There should be no opportunities for anyone not to use a calculator. Requiring calculator use, and this means including calculator-active questions on standardized tests, will more likely promote equity than allowing their optional use. At the moment, those who can afford to buy scientific and graphing calculators clearly have an advantage over those who cannot. When calculators are mandatory for college entrance examinations, however, school districts will have to provide them, just as they now provide safe sports equipment. All students need to learn to use calculators, if only to prepare to live in an increasingly mathematical world.
Everybody Counts, a report on the future of mathematics education published by the Mathematical Sciences Education Board, states:
Only in the United States do people believe that learning mathematics depends on special ability. In other countries, students, parents, and teachers all expect that most students can master mathematics if only they work hard enough.4
All students can learn mathematics.
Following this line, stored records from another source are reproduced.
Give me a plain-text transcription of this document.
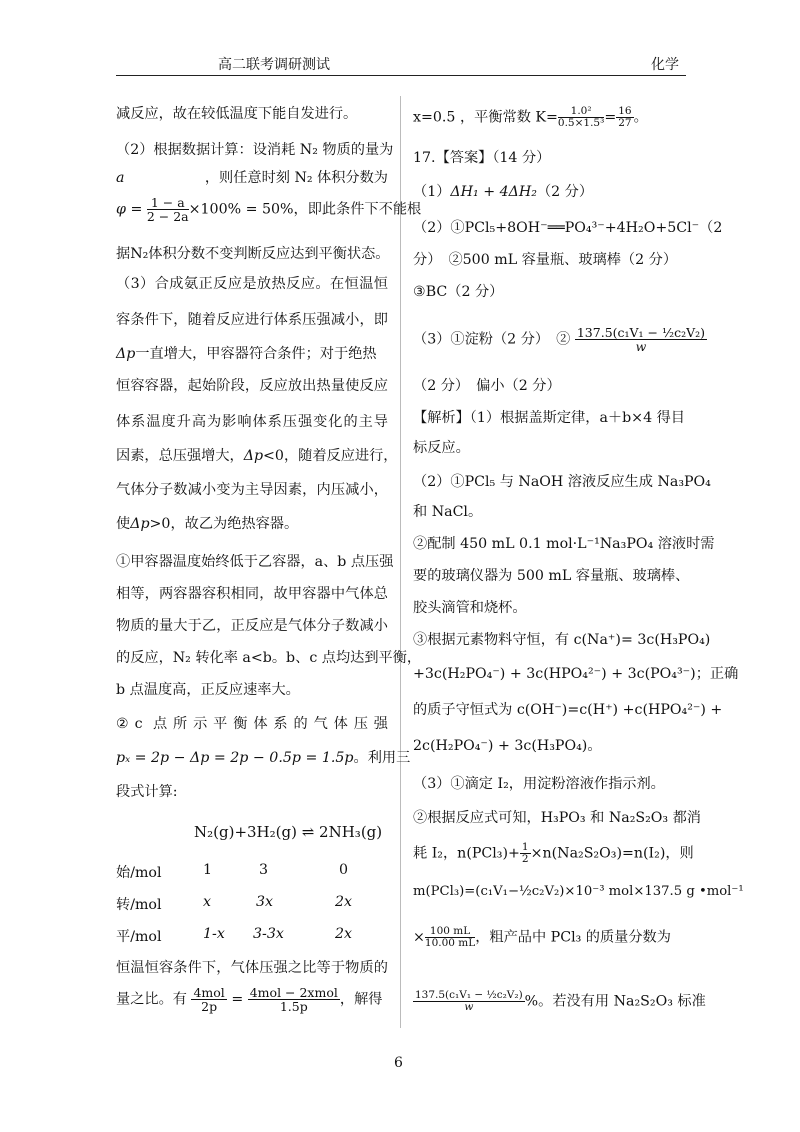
高二联考调研测试	化学
减反应，故在较低温度下能自发进行。
（2）根据数据计算：设消耗 N₂ 物质的量为
a	，则任意时刻 N₂ 体积分数为
$\varphi = \frac{1 - a}{2 - 2a} \times 100\% = 50\%$，即此条件下不能根
据N₂体积分数不变判断反应达到平衡状态。
（3）合成氨正反应是放热反应。在恒温恒
容条件下，随着反应进行体系压强减小，即
Δp一直增大，甲容器符合条件；对于绝热
恒容容器，起始阶段，反应放出热量使反应
体系温度升高为影响体系压强变化的主导
因素，总压强增大，Δp<0，随着反应进行，
气体分子数减小变为主导因素，内压减小，
使Δp>0，故乙为绝热容器。
①甲容器温度始终低于乙容器，a、b 点压强
相等，两容器容积相同，故甲容器中气体总
物质的量大于乙，正反应是气体分子数减小
的反应，N₂ 转化率 a<b。b、c 点均达到平衡，
b 点温度高，正反应速率大。
②c 点所示平衡体系的气体压强
pₓ = 2p − Δp = 2p − 0.5p = 1.5p。利用三
段式计算:
N₂(g)+3H₂(g) ⇌ 2NH₃(g)
始/mol	1	3	0
转/mol	x	3x	2x
平/mol	1-x 3-3x	2x
恒温恒容条件下，气体压强之比等于物质的
量之比。有 $\frac{\text{4mol}}{2p} = \frac{\text{4mol − 2xmol}}{1.5p}$ ，解得
x=0.5 ，平衡常数 $K= \frac{\text{1.0²}}{\text{0.5×1.5³}} = \frac{16}{27}$ 。
17.【答案】（14 分）
（1）ΔH₁ + 4ΔH₂（2 分）
（2）①PCl₅+8OH⁻══PO₄³⁻+4H₂O+5Cl⁻（2
分）　②500 mL 容量瓶、玻璃棒（2 分）
③BC（2 分）
（3）①淀粉（2 分）　② $\frac{\text{137.5(c₁V₁ − ½c₂V₂)}}{w}$
（2 分）　偏小（2 分）
【解析】（1）根据盖斯定律，a＋b×4 得目
标反应。
（2）①PCl₅ 与 NaOH 溶液反应生成 Na₃PO₄
和 NaCl。
②配制 450 mL 0.1 mol·L⁻¹Na₃PO₄ 溶液时需
要的玻璃仪器为 500 mL 容量瓶、玻璃棒、
胶头滴管和烧杯。
③根据元素物料守恒，有 c(Na⁺)= 3c(H₃PO₄)
+3c(H₂PO₄⁻) + 3c(HPO₄²⁻) + 3c(PO₄³⁻)；正确
的质子守恒式为 c(OH⁻)=c(H⁺) +c(HPO₄²⁻) +
2c(H₂PO₄⁻) + 3c(H₃PO₄)。
（3）①滴定 I₂，用淀粉溶液作指示剂。
②根据反应式可知，H₃PO₃ 和 Na₂S₂O₃ 都消
耗 I₂，$n(PCl_3)+ \frac{1}{2} \times n(Na_2S_2O_3)=n(I_2)$，则
m(PCl₃)=(c₁V₁−½c₂V₂)×10⁻³ mol×137.5 g •mol⁻¹
× $\frac{100 mL}{10.00 mL}$ ，粗产品中 PCl₃ 的质量分数为
$\frac{\text{137.5(c₁V₁ − ½c₂V₂)}}{w}$ %。若没有用 Na₂S₂O₃ 标准
6
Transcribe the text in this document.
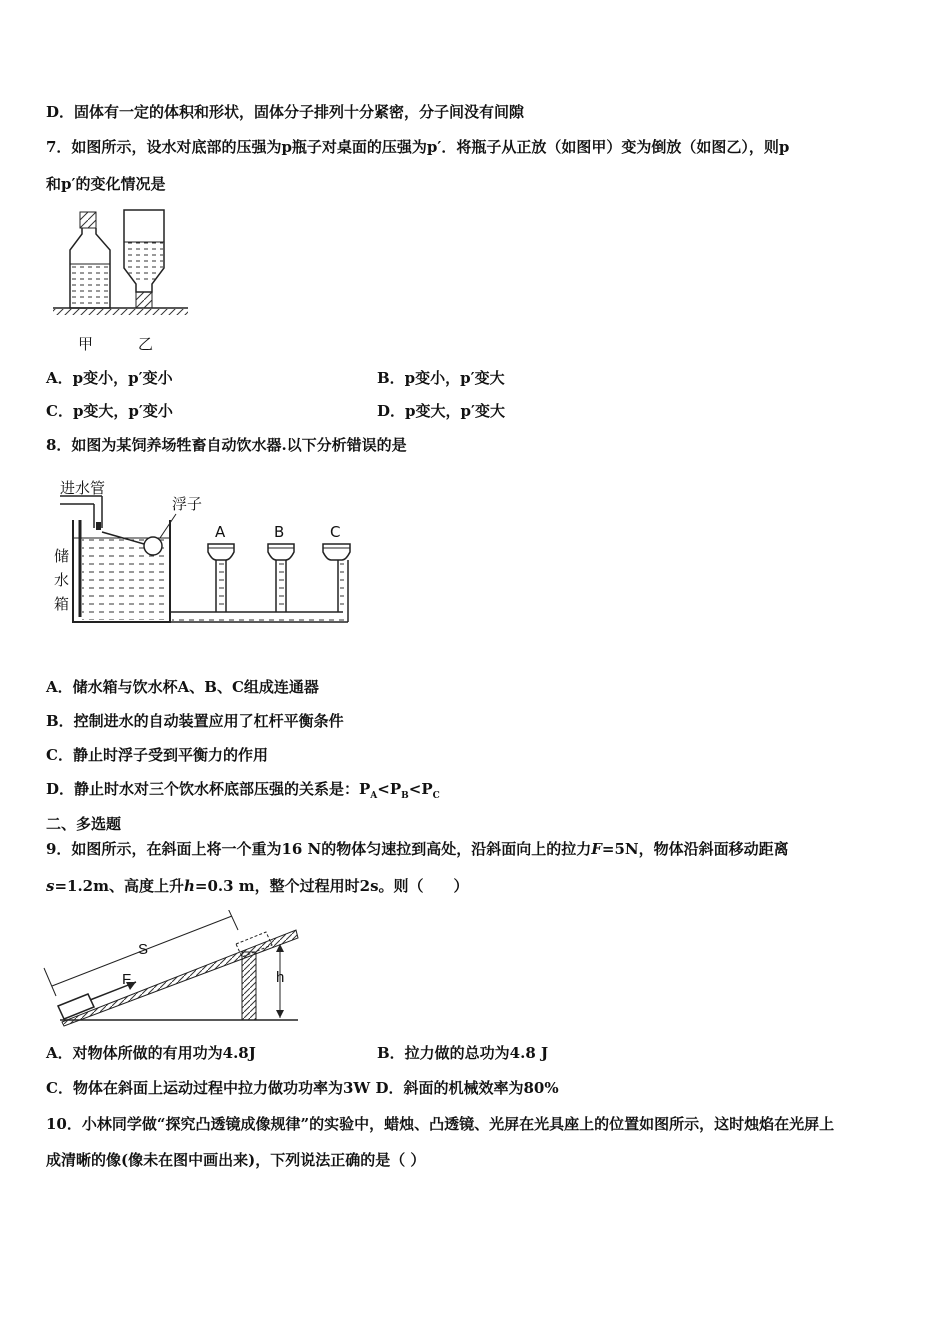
D．固体有一定的体积和形状，固体分子排列十分紧密，分子间没有间隙
7．如图所示，设水对底部的压强为p瓶子对桌面的压强为p′．将瓶子从正放（如图甲）变为倒放（如图乙），则p
和p′的变化情况是
甲	乙
A．p变小，p′变小	B．p变小，p′变大
C．p变大，p′变小	D．p变大，p′变大
8．如图为某饲养场牲畜自动饮水器.以下分析错误的是
进水管
浮子
储
水
箱
A	B	C
A．储水箱与饮水杯A、B、C组成连通器
B．控制进水的自动装置应用了杠杆平衡条件
C．静止时浮子受到平衡力的作用
D．静止时水对三个饮水杯底部压强的关系是：$P_A<P_B<P_C$
二、多选题
9．如图所示，在斜面上将一个重为16 N的物体匀速拉到高处，沿斜面向上的拉力F=5N，物体沿斜面移动距离
s=1.2m、高度上升h=0.3 m，整个过程用时2s。则（　　）
S
F	h
A．对物体所做的有用功为4.8J	B．拉力做的总功为4.8 J
C．物体在斜面上运动过程中拉力做功功率为3W D．斜面的机械效率为80%
10．小林同学做“探究凸透镜成像规律”的实验中，蜡烛、凸透镜、光屏在光具座上的位置如图所示，这时烛焰在光屏上
成清晰的像(像未在图中画出来)，下列说法正确的是（ ）
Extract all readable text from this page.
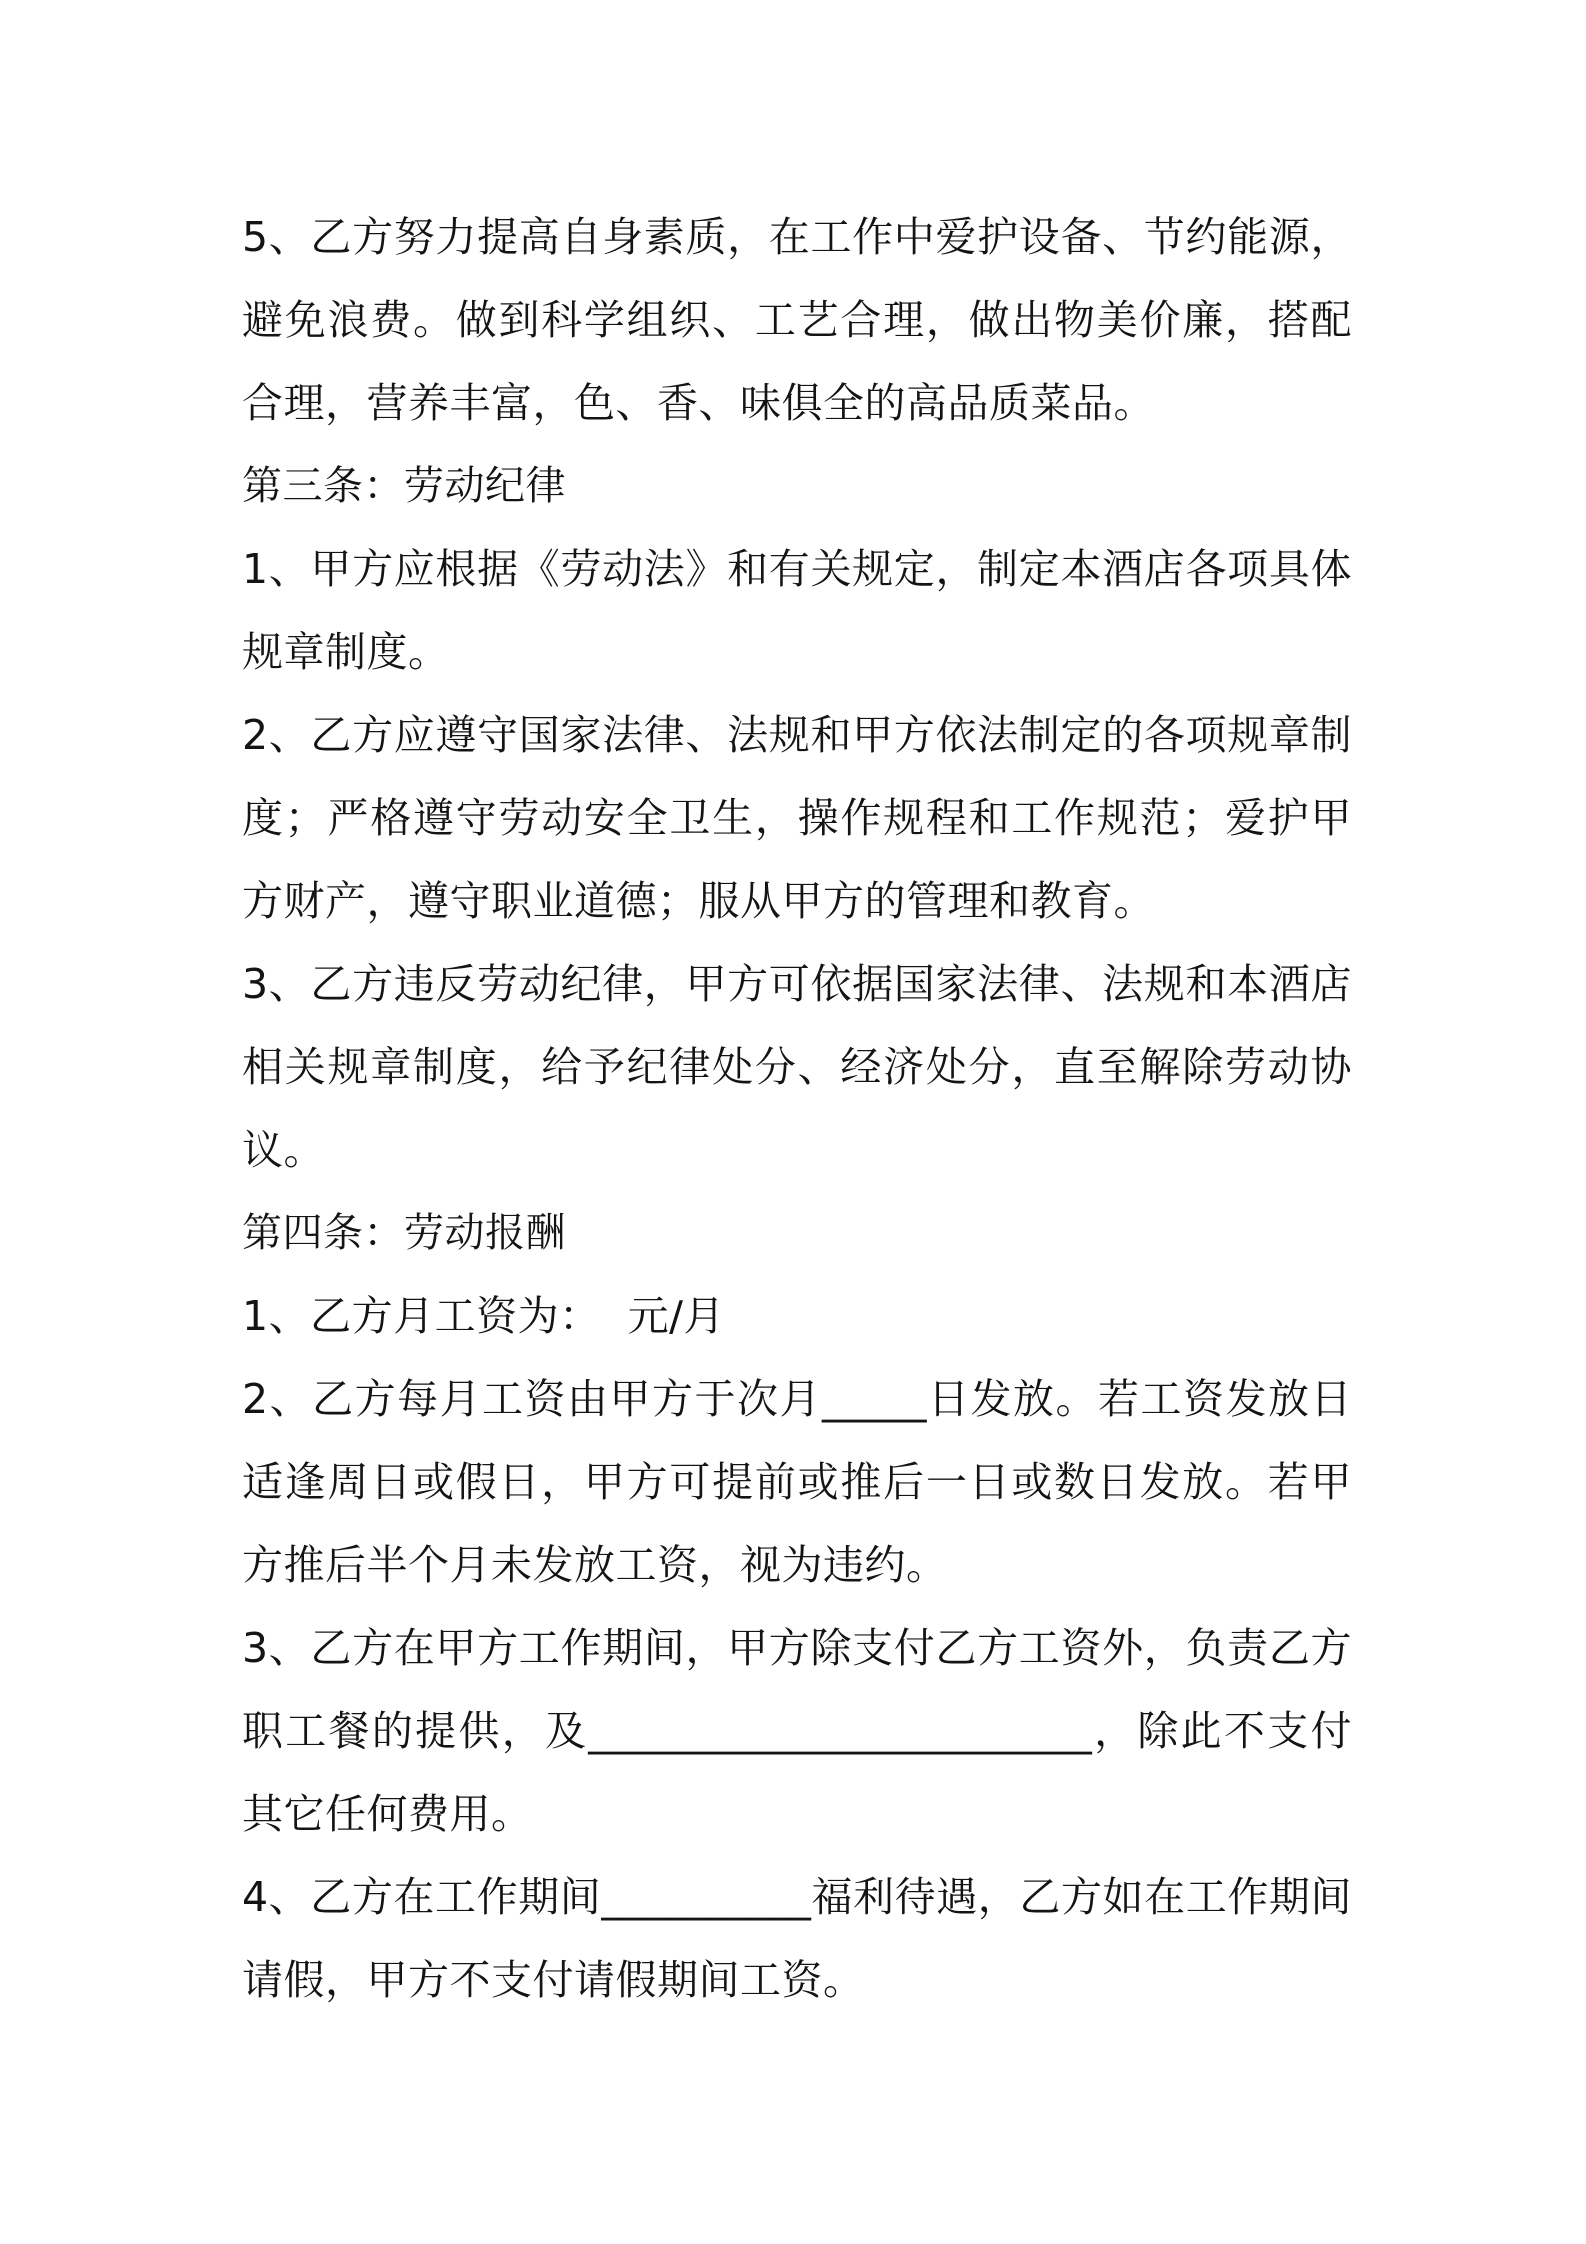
5、乙方努力提高自身素质，在工作中爱护设备、节约能源，避免浪费。做到科学组织、工艺合理，做出物美价廉，搭配合理，营养丰富，色、香、味俱全的高品质菜品。

第三条：劳动纪律

1、甲方应根据《劳动法》和有关规定，制定本酒店各项具体规章制度。

2、乙方应遵守国家法律、法规和甲方依法制定的各项规章制度；严格遵守劳动安全卫生，操作规程和工作规范；爱护甲方财产，遵守职业道德；服从甲方的管理和教育。

3、乙方违反劳动纪律，甲方可依据国家法律、法规和本酒店相关规章制度，给予纪律处分、经济处分，直至解除劳动协议。

第四条：劳动报酬

1、乙方月工资为：  元/月

2、乙方每月工资由甲方于次月_____日发放。若工资发放日适逢周日或假日，甲方可提前或推后一日或数日发放。若甲方推后半个月未发放工资，视为违约。

3、乙方在甲方工作期间，甲方除支付乙方工资外，负责乙方职工餐的提供，及________________________，除此不支付其它任何费用。

4、乙方在工作期间__________福利待遇，乙方如在工作期间请假，甲方不支付请假期间工资。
The appropriate use of calculators will only deepen their understanding of the discipline. Technology is changing the definition of what is basic in mathematics, and it's a change for the better.
1. Judith Viorst, Alexander, Who Used to Be Rich Last Sunday (New York, N.Y.: Macmillan, 1989).
2. See, for example, Lynn Arthur Steen, editor, On the Shoulders of Giants, New Approaches to Numeracy (Washington, D.C.: National Academy Press, 1990) for a discussion of what is fundamental in mathematics.
3. Mathematical Sciences Education Board, Reshaping School Mathematics (Washington, D.C.: National Research Council, 1990), 23.
4. Mathematical Sciences Education Board, Everybody Counts (Washington, D.C.: National Research Council, 1989), 10.